This tutorial shows how to run nice tables and graphs for investigating the association between a metric and a categorical variable. If statistical assumptions are met, these may be followed up by an ANOVA.
As an example, we'll use freelancers.sav and see whether (and how) sector_2010 is related to income_2010.
Data Inspection and FILTER
We'll first inspect FREQUENCIES for sector_2010 by running the syntax below (step 1). In first instance, the table is rather messy due to system missing values (screenshot beneath syntax).
In second instance, we'll FILTER out cases with system missings as this results in a cleaner table.For an even cleaner table, we can hide “Valid” with a Python script and style the table with an SPSS table template (.stt file). Doing so also keeps N nice and constant over analyses.
SPSS FREQUENCIES and FILTER Syntax
*2. Create filter variable for excluding cases with system missings on sector_2010.
compute filt_1 = not(sysmis(sector_2010)).
*3. Apply label to filter variable.
variable labels filt_1 "Filter that excludes cases having sysmis on sector_2010".
*4. Switch filter variable on.
filter by filt_1.
*5. Rerun frequencies table for cleaner result.
Histogram and Custom Currency Format
We'll inspect the histogram for income_2010 to see whether it holds any unusual values. This isn't the case but the chart gets cluttered up somewhat due to the large numbers representing income.
One way to deal with this is dividing all income values by 1,000 as shown in the syntax below (step 2). In order to make clear we now have income in thousands of dollars, we'll suffix all values with “K” (short for “Kilo” or 1,000) by defining a custom currency format in step 3.
We'll specify this as the format for income_2010 with FORMATS (step 4) after which we obtain more readable charts.
SPSS Histogram and Custom Currency Format Syntax
*2. Divide all incomes by 1,000.
compute income_2010 = income_2010 / 1000.

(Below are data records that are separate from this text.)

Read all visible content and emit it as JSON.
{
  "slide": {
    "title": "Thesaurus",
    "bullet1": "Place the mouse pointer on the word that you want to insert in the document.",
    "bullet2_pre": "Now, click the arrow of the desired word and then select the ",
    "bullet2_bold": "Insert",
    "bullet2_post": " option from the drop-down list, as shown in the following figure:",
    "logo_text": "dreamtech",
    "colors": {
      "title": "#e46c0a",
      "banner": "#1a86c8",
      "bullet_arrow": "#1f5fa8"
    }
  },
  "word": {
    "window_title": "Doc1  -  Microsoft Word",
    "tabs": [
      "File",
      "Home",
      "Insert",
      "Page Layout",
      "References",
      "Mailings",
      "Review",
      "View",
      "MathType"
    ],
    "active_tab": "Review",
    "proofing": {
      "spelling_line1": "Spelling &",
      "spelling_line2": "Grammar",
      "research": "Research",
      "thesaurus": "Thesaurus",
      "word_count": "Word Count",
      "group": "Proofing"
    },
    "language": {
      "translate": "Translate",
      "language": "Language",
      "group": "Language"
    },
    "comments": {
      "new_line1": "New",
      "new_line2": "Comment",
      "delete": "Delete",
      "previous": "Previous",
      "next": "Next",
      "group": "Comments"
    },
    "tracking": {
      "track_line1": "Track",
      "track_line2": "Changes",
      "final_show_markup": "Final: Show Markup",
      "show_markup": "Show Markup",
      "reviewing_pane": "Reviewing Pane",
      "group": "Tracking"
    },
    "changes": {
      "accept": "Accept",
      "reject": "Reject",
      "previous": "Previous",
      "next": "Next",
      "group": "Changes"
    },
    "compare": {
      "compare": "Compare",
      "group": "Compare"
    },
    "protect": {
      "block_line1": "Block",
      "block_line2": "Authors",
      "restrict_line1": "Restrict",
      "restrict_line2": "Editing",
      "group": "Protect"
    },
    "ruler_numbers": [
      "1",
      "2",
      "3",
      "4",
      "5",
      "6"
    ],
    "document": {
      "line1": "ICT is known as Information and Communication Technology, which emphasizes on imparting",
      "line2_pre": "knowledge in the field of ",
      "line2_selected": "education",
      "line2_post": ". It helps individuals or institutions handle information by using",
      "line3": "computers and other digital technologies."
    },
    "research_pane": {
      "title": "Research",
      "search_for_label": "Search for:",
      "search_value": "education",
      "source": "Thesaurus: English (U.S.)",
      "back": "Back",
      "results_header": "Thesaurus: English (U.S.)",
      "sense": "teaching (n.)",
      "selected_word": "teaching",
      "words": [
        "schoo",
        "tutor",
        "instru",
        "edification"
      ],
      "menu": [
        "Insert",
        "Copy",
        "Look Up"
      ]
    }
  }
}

*3. Set custom currency A (= cca) format with "K" suffix.
set cca '-,$,K,K'.
*4. Use newly defined cca format for income_2010.
formats income_2010 (cca12).
*5. More space on x-axis of chart.
SPSS MEANS Table
Now that we made sure there's nothing awkward regarding our variables of interest, let's see whether they are associated. We'll first do so by running a basic MEANS table as shown in the syntax below (step 3).
Optionally: because we don't like the default title (“Report”), we'll make it invisible with an SPSS table template (.stt file). Instead, we'll display a variable label it as if it was the title. We'll therefore change the variable label for income_2010 (step 2). Preceding it by TEMPORARY circumvents the need to reverse this action. The result is shown in the next screenshot.
SPSS MEANS Table Syntax
*2. Set variable label to desired title for means table.
variable label income_2010 "Mean income by sector over 2010.".
*3. Run means table. Also indicates end of temporary and reverses previous command.
means income_2010 by sector_2010/cells count mean stddev.
Conclusion: income_2010 and sector_2010 seem strongly associated. Roughly, respondents in IT and healt care had incomes around $55,000. All other sectors showed mean incomes around $35,000.
SPSS Bar Chart for Independent Means
Next, we'll visualize the previous table as a bar chart. The screenshots below walk you through.
SPSS Bar Chart for Independent Means Syntax
Following the steps outlined by the screenshots results in the syntax below. Run it in order to generate the chart shown in the screenshot.
GRAPH /BAR(SIMPLE)=MEAN(income_2010) BY sector_2010
/title "Mean income by sector over 2010 (N = 37)".
SPSS Bar Chart Styling
The previous bar chart very clearly visualizes the pattern we saw in the means table. However, it doesn't look very pretty. We'll prettify it somewhat by building and setting an SPSS chart template (.sgt file). Our final result is shown below.
SPSS Create Split Histogram
Optionally, we can look a bit further into the differences between the mean incomes for different sectors by running a split histogram: we'll create a chart with histograms for income_2010 for different sectors separately. The screenshot below walks you through.
SPSS Split Histogram Styling
The syntax generated by following the previous screenshot is shown below As we did previously, we'll use a variable label as if it was the chart title. We'll apply some styling with a chart template. Our final result is shown in the following screenshot.
SPSS Split Histogram Syntax
*2. Set variable label to chart title.
variable labels sector_2010 "Income by sector over 2010 (N = 37)".
*3. Run chart, end temporary, reverse previous command.
Conclusion: the histogram for Health Care doesn't look different from the others except that all incomes are some $20,000 higher than for other sectors except IT. For IT, we see a peak around $80,000 but another peak appears around $30,000. The average income was high, but it has a large standard deviation as well.